First off, I really have nothing more to add to this conversation. Everybody, it seems - or at least everybody on one side of this fight we insist on calling a conversation - has said their piece, even before we watched the car crash happen. They talked about how we should stop talking about resilience as if that is enough to get us going despite yet another typhoon. They talked about how we should stop glorifying it, edifying it - really, using it to cover up for our apathy and incompetence. This happens every few months or so, although in this case it happened just a week or so apart.
In fact, the "conversation" had moved on by the time I composed this essay in my head enough to be able to confidently commit it to paper, or, well, this blog. We thought we knew the extent of Ulysses' damage when it roared past us in the middle of the night. Turns out our blinkers were on again. The Cagayan valley was inundated with floor waters they weren't necessarily ready for, as the dams in the area had to open the flood gates to prevent them from spilling. The weekend was depressing if all you did was scroll through your social media feeds.
It was barely a good time to talk about resilience, more so now.
Again, not that I had anything to add to the "conversation". Resilience has turned to something that we should already have from the get-go, like empathy. Something bad comes your way? Don't worry. You're resilient. You'll manage. And if you don't, well, you're on your own. Nobody really says that last sentence out loud, though. You don't want to look insensitive and merciless.

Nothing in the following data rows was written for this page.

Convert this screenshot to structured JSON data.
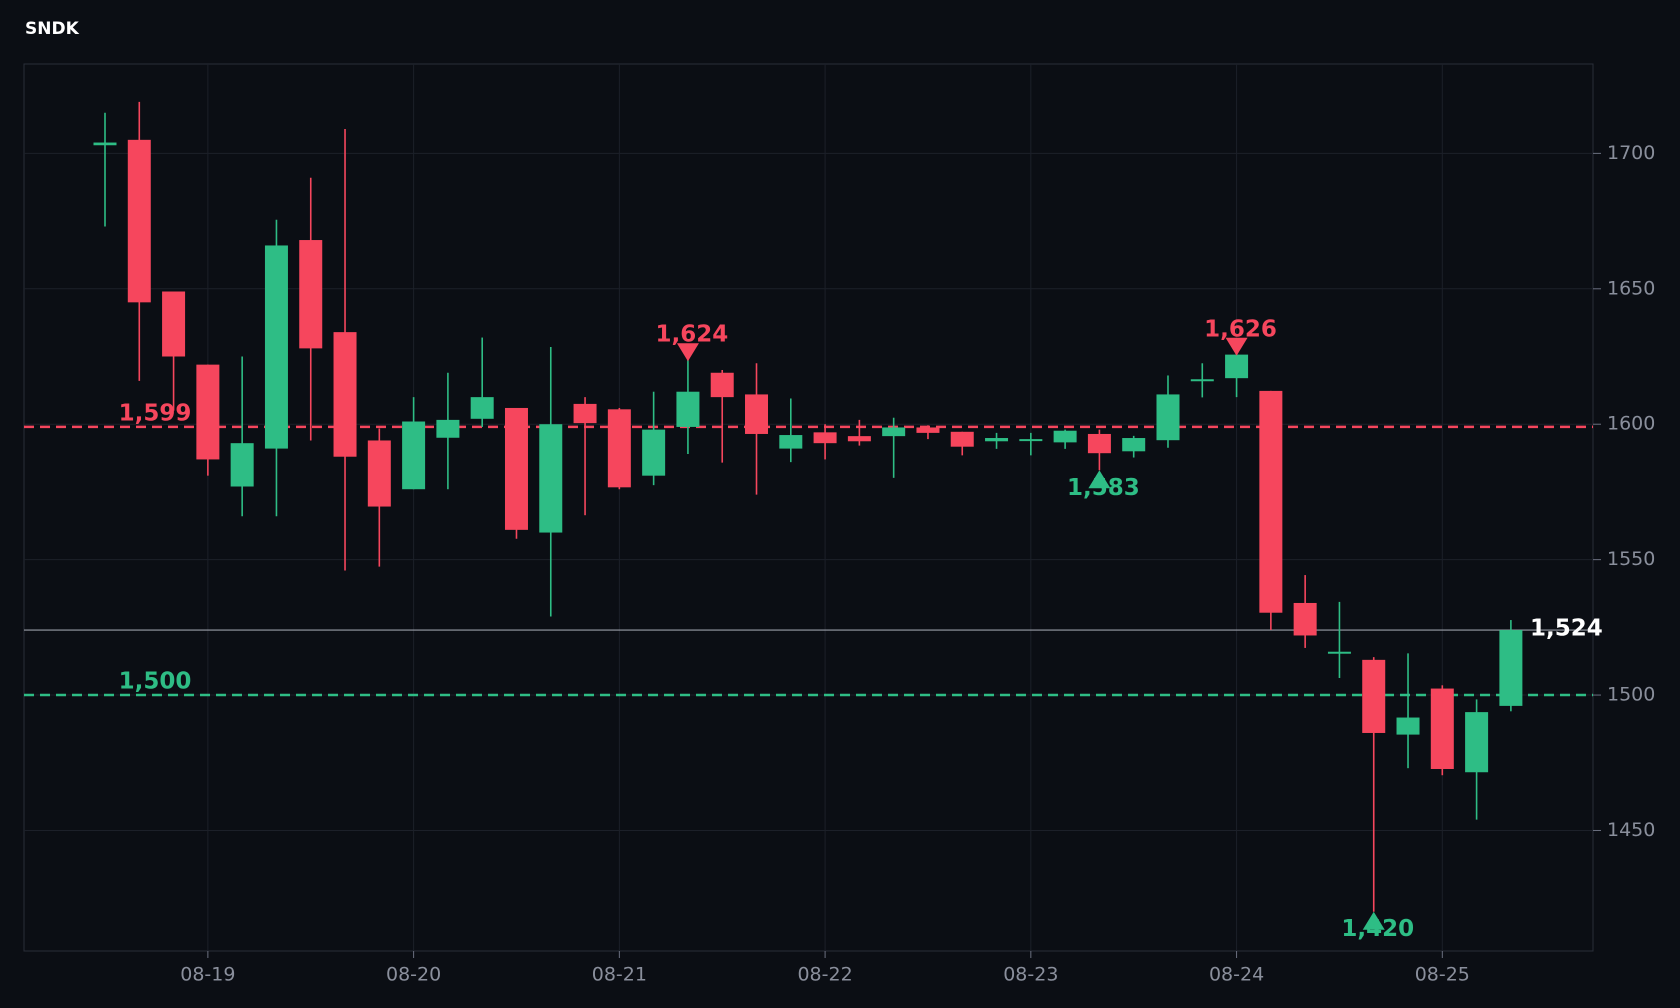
{
  "chart_data": {
    "type": "candlestick",
    "title": "SNDK",
    "categories": [
      null,
      null,
      null,
      "08-19",
      null,
      null,
      null,
      null,
      null,
      "08-20",
      null,
      null,
      null,
      null,
      null,
      "08-21",
      null,
      null,
      null,
      null,
      null,
      "08-22",
      null,
      null,
      null,
      null,
      null,
      "08-23",
      null,
      null,
      null,
      null,
      null,
      "08-24",
      null,
      null,
      null,
      null,
      null,
      "08-25",
      null,
      null
    ],
    "open": [
      1703,
      1705,
      1649,
      1622,
      1577,
      1591,
      1668,
      1634,
      1594,
      1576,
      1595,
      1602,
      1606,
      1560,
      1607.5,
      1605.5,
      1581,
      1599,
      1619,
      1611,
      1591,
      1597,
      1595.6,
      1595.6,
      1598.8,
      1597.2,
      1593.7,
      1594.1,
      1593.3,
      1596.4,
      1590,
      1594.1,
      1616.2,
      1617,
      1612.3,
      1534,
      1515.6,
      1513,
      1485.4,
      1502.4,
      1471.5,
      1496
    ],
    "high": [
      1715,
      1719,
      1649,
      1622,
      1625,
      1675.5,
      1691,
      1709,
      1598.4,
      1610,
      1619,
      1632,
      1606,
      1628.5,
      1610,
      1606,
      1612,
      1624,
      1620,
      1622.5,
      1609.5,
      1600,
      1601.6,
      1602.4,
      1599.6,
      1597.2,
      1596.8,
      1596.8,
      1598,
      1598,
      1595.7,
      1618,
      1622.5,
      1626,
      1612.3,
      1544.3,
      1534.4,
      1514,
      1515.4,
      1503.6,
      1498.4,
      1527.7
    ],
    "low": [
      1673,
      1616,
      1605,
      1581,
      1566,
      1566,
      1594,
      1546,
      1547.4,
      1576,
      1576,
      1599,
      1557.7,
      1529,
      1566.4,
      1576,
      1577.5,
      1589,
      1585.8,
      1574,
      1586,
      1587,
      1592.1,
      1580.2,
      1594.5,
      1588.5,
      1590.9,
      1588.5,
      1590.9,
      1583,
      1587.7,
      1591.3,
      1609.9,
      1610,
      1524,
      1517.4,
      1506.3,
      1420,
      1473,
      1470.4,
      1454,
      1494
    ],
    "close": [
      1704,
      1645,
      1625,
      1587,
      1593,
      1666,
      1628,
      1588,
      1569.6,
      1601,
      1601.6,
      1610,
      1561,
      1600,
      1600.4,
      1576.7,
      1598,
      1612,
      1610,
      1596.4,
      1596,
      1593,
      1593.7,
      1598.8,
      1596.8,
      1591.7,
      1594.9,
      1594.5,
      1597.6,
      1589.3,
      1594.9,
      1611,
      1616.6,
      1625.7,
      1530.4,
      1522,
      1516,
      1486,
      1491.7,
      1472.7,
      1493.7,
      1524
    ],
    "up_color": "#2ebd85",
    "down_color": "#f6465d",
    "ylim": [
      1405.5,
      1733
    ],
    "yticks": [
      1450,
      1500,
      1550,
      1600,
      1650,
      1700
    ],
    "grid": true,
    "levels": [
      {
        "value": 1599,
        "label": "1,599",
        "color": "#f6465d",
        "style": "dashed"
      },
      {
        "value": 1500,
        "label": "1,500",
        "color": "#2ebd85",
        "style": "dashed"
      },
      {
        "value": 1524,
        "label": "1,524",
        "color": "#ffffff",
        "style": "solid"
      }
    ],
    "annotations": [
      {
        "value": 1624,
        "label": "1,624",
        "at": "high"
      },
      {
        "value": 1626,
        "label": "1,626",
        "at": "high"
      },
      {
        "value": 1583,
        "label": "1,583",
        "at": "low"
      },
      {
        "value": 1420,
        "label": "1,420",
        "at": "low"
      }
    ]
  }
}
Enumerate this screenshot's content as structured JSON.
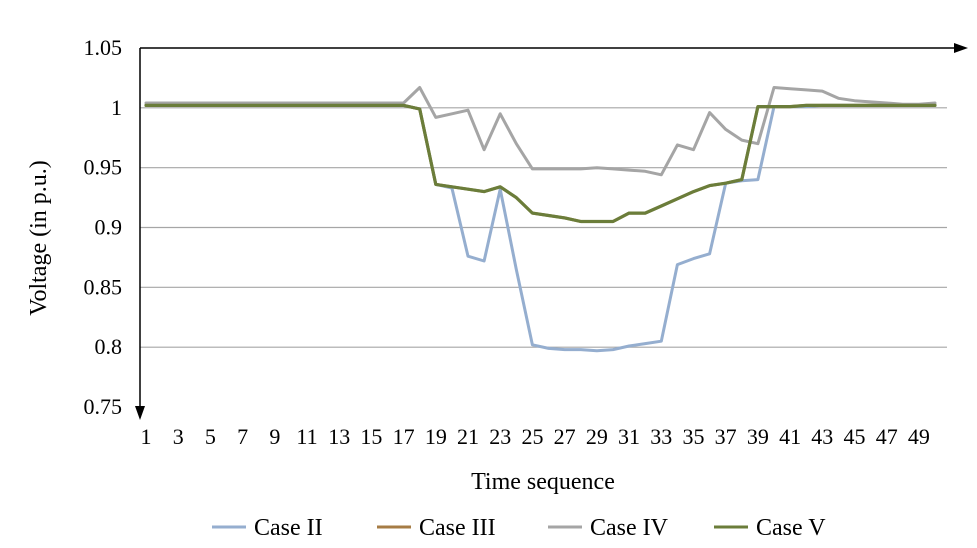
{
  "chart_data": {
    "type": "line",
    "xlabel": "Time sequence",
    "ylabel": "Voltage (in p.u.)",
    "ylim": [
      0.75,
      1.05
    ],
    "yticks": [
      "0.75",
      "0.8",
      "0.85",
      "0.9",
      "0.95",
      "1",
      "1.05"
    ],
    "xlim": [
      1,
      50
    ],
    "xtick_labels": [
      "1",
      "3",
      "5",
      "7",
      "9",
      "11",
      "13",
      "15",
      "17",
      "19",
      "21",
      "23",
      "25",
      "27",
      "29",
      "31",
      "33",
      "35",
      "37",
      "39",
      "41",
      "43",
      "45",
      "47",
      "49"
    ],
    "grid": true,
    "legend_position": "bottom",
    "x": [
      1,
      2,
      3,
      4,
      5,
      6,
      7,
      8,
      9,
      10,
      11,
      12,
      13,
      14,
      15,
      16,
      17,
      18,
      19,
      20,
      21,
      22,
      23,
      24,
      25,
      26,
      27,
      28,
      29,
      30,
      31,
      32,
      33,
      34,
      35,
      36,
      37,
      38,
      39,
      40,
      41,
      42,
      43,
      44,
      45,
      46,
      47,
      48,
      49,
      50
    ],
    "series": [
      {
        "name": "Case II",
        "color": "#95aecf",
        "values": [
          1.002,
          1.002,
          1.002,
          1.002,
          1.002,
          1.002,
          1.002,
          1.002,
          1.002,
          1.002,
          1.002,
          1.002,
          1.002,
          1.002,
          1.002,
          1.002,
          1.002,
          0.999,
          0.936,
          0.933,
          0.876,
          0.872,
          0.932,
          0.865,
          0.802,
          0.799,
          0.798,
          0.798,
          0.797,
          0.798,
          0.801,
          0.803,
          0.805,
          0.869,
          0.874,
          0.878,
          0.937,
          0.939,
          0.94,
          1.001,
          1.001,
          1.001,
          1.002,
          1.002,
          1.002,
          1.002,
          1.002,
          1.002,
          1.002,
          1.002
        ]
      },
      {
        "name": "Case III",
        "color": "#a67c45",
        "values": [
          1.002,
          1.002,
          1.002,
          1.002,
          1.002,
          1.002,
          1.002,
          1.002,
          1.002,
          1.002,
          1.002,
          1.002,
          1.002,
          1.002,
          1.002,
          1.002,
          1.002,
          0.999,
          0.936,
          0.934,
          0.932,
          0.93,
          0.934,
          0.925,
          0.912,
          0.91,
          0.908,
          0.905,
          0.905,
          0.905,
          0.912,
          0.912,
          0.918,
          0.924,
          0.93,
          0.935,
          0.937,
          0.94,
          1.001,
          1.001,
          1.001,
          1.002,
          1.002,
          1.002,
          1.002,
          1.002,
          1.002,
          1.002,
          1.002,
          1.002
        ]
      },
      {
        "name": "Case IV",
        "color": "#a5a5a5",
        "values": [
          1.004,
          1.004,
          1.004,
          1.004,
          1.004,
          1.004,
          1.004,
          1.004,
          1.004,
          1.004,
          1.004,
          1.004,
          1.004,
          1.004,
          1.004,
          1.004,
          1.004,
          1.017,
          0.992,
          0.995,
          0.998,
          0.965,
          0.995,
          0.97,
          0.949,
          0.949,
          0.949,
          0.949,
          0.95,
          0.949,
          0.948,
          0.947,
          0.944,
          0.969,
          0.965,
          0.996,
          0.982,
          0.973,
          0.97,
          1.017,
          1.016,
          1.015,
          1.014,
          1.008,
          1.006,
          1.005,
          1.004,
          1.003,
          1.003,
          1.004
        ]
      },
      {
        "name": "Case V",
        "color": "#6b7d3a",
        "values": [
          1.002,
          1.002,
          1.002,
          1.002,
          1.002,
          1.002,
          1.002,
          1.002,
          1.002,
          1.002,
          1.002,
          1.002,
          1.002,
          1.002,
          1.002,
          1.002,
          1.002,
          0.999,
          0.936,
          0.934,
          0.932,
          0.93,
          0.934,
          0.925,
          0.912,
          0.91,
          0.908,
          0.905,
          0.905,
          0.905,
          0.912,
          0.912,
          0.918,
          0.924,
          0.93,
          0.935,
          0.937,
          0.94,
          1.001,
          1.001,
          1.001,
          1.002,
          1.002,
          1.002,
          1.002,
          1.002,
          1.002,
          1.002,
          1.002,
          1.002
        ]
      }
    ]
  }
}
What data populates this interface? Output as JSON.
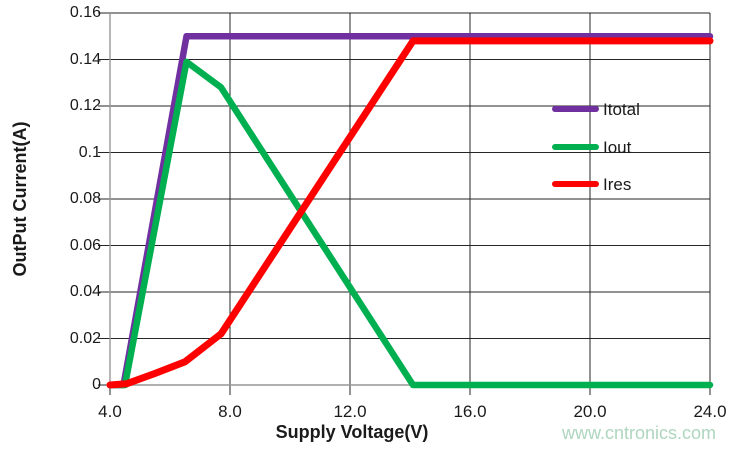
{
  "watermark": {
    "text": "www.cntronics.com",
    "color": "#aed6be"
  },
  "chart_data": {
    "type": "line",
    "title": "",
    "xlabel": "Supply Voltage(V)",
    "ylabel": "OutPut Current(A)",
    "xlim": [
      4.0,
      24.0
    ],
    "ylim": [
      0,
      0.16
    ],
    "grid": true,
    "legend_position": "inside-right",
    "x_ticks": [
      "4.0",
      "8.0",
      "12.0",
      "16.0",
      "20.0",
      "24.0"
    ],
    "y_ticks": [
      "0.16",
      "0.14",
      "0.12",
      "0.1",
      "0.08",
      "0.06",
      "0.04",
      "0.02",
      "0"
    ],
    "axis_color": "#969696",
    "gridline_color": "#262626",
    "series": [
      {
        "name": "Itotal",
        "color": "#7030A0",
        "width": 6.5,
        "x": [
          4.0,
          4.45,
          6.55,
          24.0
        ],
        "y": [
          0,
          0,
          0.15,
          0.15
        ]
      },
      {
        "name": "Iout",
        "color": "#00B050",
        "width": 6.5,
        "x": [
          4.0,
          4.5,
          6.55,
          7.7,
          14.1,
          24.0
        ],
        "y": [
          0,
          0,
          0.139,
          0.128,
          0,
          0
        ]
      },
      {
        "name": "Ires",
        "color": "#FF0000",
        "width": 7,
        "x": [
          4.0,
          4.55,
          5.5,
          6.5,
          7.7,
          14.1,
          24.0
        ],
        "y": [
          0,
          0.0005,
          0.005,
          0.01,
          0.022,
          0.148,
          0.148
        ]
      }
    ]
  }
}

All I'm saying is, resilience has become one of those mythical-sounding ideals that we're all supposed to have, or be, but have the faintest of idea how to get about it. I find that weird, because I've been writing about it a fair bit during these past few years, as part of the day job. I think I've written about it a lot in the past ten months, for the newspaper column I somehow find myself writing. It was mostly about the pandemic, but in the early parts of the year it was about the eruption of the Taal volcano, and how that initially disrupted a good chunk of our manufacturing and agricultural sectors, particularly those located in southern Luzon. There, I wrote about how companies should be revisiting their business continuity plans, if they have one - and if they don't, how they should be writing one as soon as possible. Or maybe I didn't write about it exactly in that manner. It's been a blurry year.
Ah, yes, I was thinking of something I wrote a year ago, when the Hong Kong protests were peaking. Resilience is being able to adapt to shocks both foreseen and unforeseen, and perhaps turn them into opportunities. (I know that can sound annoying, but I write a business column.) But that is not something that comes naturally. You build resilience. You promote resilience. From the perspective of the supply chain sector, that means improving your processes. That means investing in technologies. That means providing better support to everyone involved in your business - suppliers, partners, principals, and end customers, meaning you and me - to make sure they're not left behind, or bewildered by all the change. I now know that it also means being in tune with what your employees feel, to recognize their humanity. It also means working closely with everyone not just when there are problems to be solved, but as standard procedure, especially when you're working towards common goals.
Okay, all that can sound lofty. I admit that. I've written those things for years. But what holds true for the people I work with also holds true for everything else. Resilience does not come naturally. You build resilience. You promote resilience. That means building the structures, the systems, and the networks that ensure that whatever happens - whether we've seen it coming, like a typhoon, or otherwise, like an earthquake, or a pandemic - we're able to quickly adjust, recover and maybe change things for the better. You know, the "better normal" some have begun to talk about.
Now, I won't be going into specifics, for there is a lot of ground to cover, and it's not something you can make happen in just a few days, or weeks, or months, or even years. As we've seen during the pandemic, it's not just about having enough hospital beds, or good public transportation, or reliable Internet. There is no one solution because there is no one problem, and being resilient means being able to cover all bases. Come to think of it, we should really make being resilient, like, a collective goal for us as a society. Donation drives, as noble as they are, can only go so far. I've seen the "conversation" shift towards "donation fatigue", especially when you factor in how government officials are so bent on taking credit for something they didn't have a hand on. But I digress. Perhaps resilience should be our goal as a society. Perhaps we should focus our energies on building up the structures, the systems and the networks that guarantee everyone's backs are covered, regardless of class, status or location.
But then again, our leaders seem to almost take glee in ripping the systems that we do have just so, at the very least, they can say things are changing. Of course, our guts mostly say they're doing it to consolidate power, to profit off the situation. How come we're just supposed to adjust to whatever's going on, rather than actually have a say in what we think is the best way to do things? Ah, right, Filipino resilience.